He is not my boyfriend. He's not even pursuing me. He is not the kind of guy I've always dreamed of; maybe he's better than that. Is he rich? Nope. Good-looking? Of course, I'll say yes! Brainy? Yes, we all are.
As my pen name suggests, I am the silent type. I express myself in silence. It was my silence that caught his eye. I don't even know how and why. What I only recall from the past is that I started to love him every day, for four years now. I pray for him whenever I go to the feet of the most high.
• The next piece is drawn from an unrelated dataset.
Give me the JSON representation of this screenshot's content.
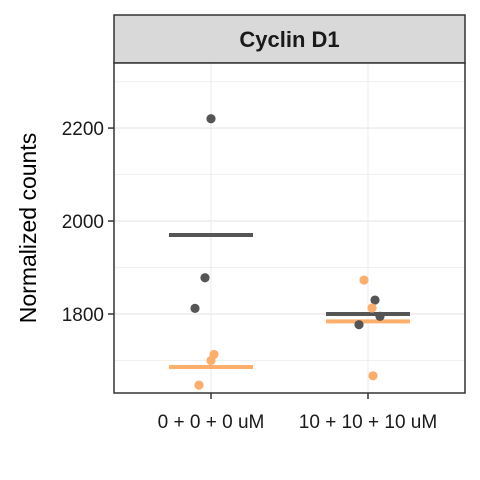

Yes, I've done that for four years. For four years, I never stopped praying that I'd have the heart to love him for all of my life. I never stopped praying that he will be my better half. I never prayed that he'll be mine. Just that for those four years, I can love him every single day, every day that I get the chance to wake up. I just prayed that I can love him for all his perfect imperfections. I prayed that we will be each other's first and last. I prayed that he'll only be my second love and second priority.
You may be raising your brows while reading this, asking yourselves, "Why would this girl pray for a guy who is not his boyfriend?" Here's my answer for you.
His humble spirit and godly character made my heart feel awe. His wrinkled and unsoft palm opened my eyes that there are still laborious guys, despite how wordly things distracted people from what they're supposed to do. And his bright eyes and pouty lips taught me how to wait patiently for things to come. These are just some of the reasons why I'm praying for him, but there are a lot more to be added on the list of why I go on praying for him every morning when I come to the feet of the most high.